Giovedì 27, Aprile 2017
in  Il Vangelo della Domenica


Siamo nel cuore del tempo pasquale e la liturgia ci accompagna a meditare ancora quanto avvenne quel giorno nel quale il sepolcro fu trovato vuoto e un angelo annunció la risurrezione di Cristo. Ma di fronte a questa notizia i discepoli incontrarono delle difficoltà ad aderirvi, volendo avere prove concrete più che segni. 
Così gli evangelisti ci riportano diversi episodi che avvennero in quel giorno, e ci testimoniano della bontà di Dio che accompagna i discepoli a superare gli ostacoli a credere nella risurrezione di Cristo e a vivere come risorti! 
Domenica scorsa abbiamo contemplato il Cristo apparire ai discepoli che, per paura dei giudei, si erano rinchiusi nel luogo dove si trovavano. Paura forse di fare la stessa fine del loro maestro, senza avere la certezza tangibile della vittoria di Cristo sulla morte. 
Domenica prossima invece san Luca ci racconta di due discepoli sono in cammino verso Emmaus, lontano da Gerusalemme. A muovere i loro passi non è la paura, ma piuttosto la disillusione. Si attendevano un messia potente, come per certi versi Gesù si era dimostrato agli inizi del suo ministero: 'profeta potente in opere e parole'. Eppure questo grande uomo è stato condannato e ucciso, la sua missione fallita ed in fondo non si è dimostrato così potente come sembrava. 
Colui che poteva essere il liberatore, avere una voce più forte di quella dei romani, compiere delle opere più  grandi degli imperatori, da questo stesso potere forte è stato messo a tacere. 
Invece Gesù, sulla strada verso Emmaus, si fa pellegrino, compagno di viaggio di questi due uomini con l'orizzonte oscurato da aspettative non corrisposte. 
E se condivide il tratto di strada da loro intrapreso, al tempo stesso li accompagna per sentieri da lui stesso scelti, i sentieri della Parola di Dio come strumento di interpretazione del loro vissuto. La loro vita riletta alla luce della Parola prospetta nuovi orizzonti, infiamma il cuore, fa cogliere la presenza del risorto. 
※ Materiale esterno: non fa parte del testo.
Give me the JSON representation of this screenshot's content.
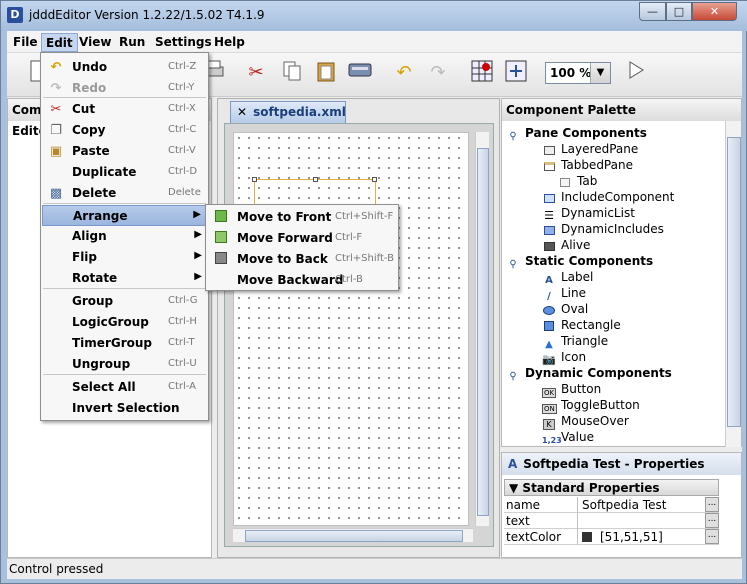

Anche noi possiamo vivere nella disillusione di un Dio che sembra non intervenire nelle nostre vite con 'mano potente e braccio teso' e ci ritroviamo con i piccoli o grandi problemi di sempre, sentendoci forse un po' abbandonati da questo Dio che ancora ci immaginiamo e speriamo essere sempre più potente. Invece il nostro Dio, Colui che ci salva, non è più potente, poiché non è in concorrenza con i potenti di questo mondo, non è un Dio dalle risposte e soluzioni immediate, ma è al di la delle nostre logiche meschine. Si rivela Padre attento, presente, Dio paziente che rispetta i tempi dei suoi discepoli, tempi per accettare la perdita e far posto al dono di una nuova presenza e di un nuovo inizio. Un Dio che ci dona la sua Parola, alla luce della quale le nostre vite possono infiammarsi e ci dona il suo pane, quello di cui abbiamo bisogno. Consapevoli di questo, allora i nostri passi accelerano verso la Gerusalemme del Cielo, verso ed insieme ai nostri fratelli! 
Buona domenica!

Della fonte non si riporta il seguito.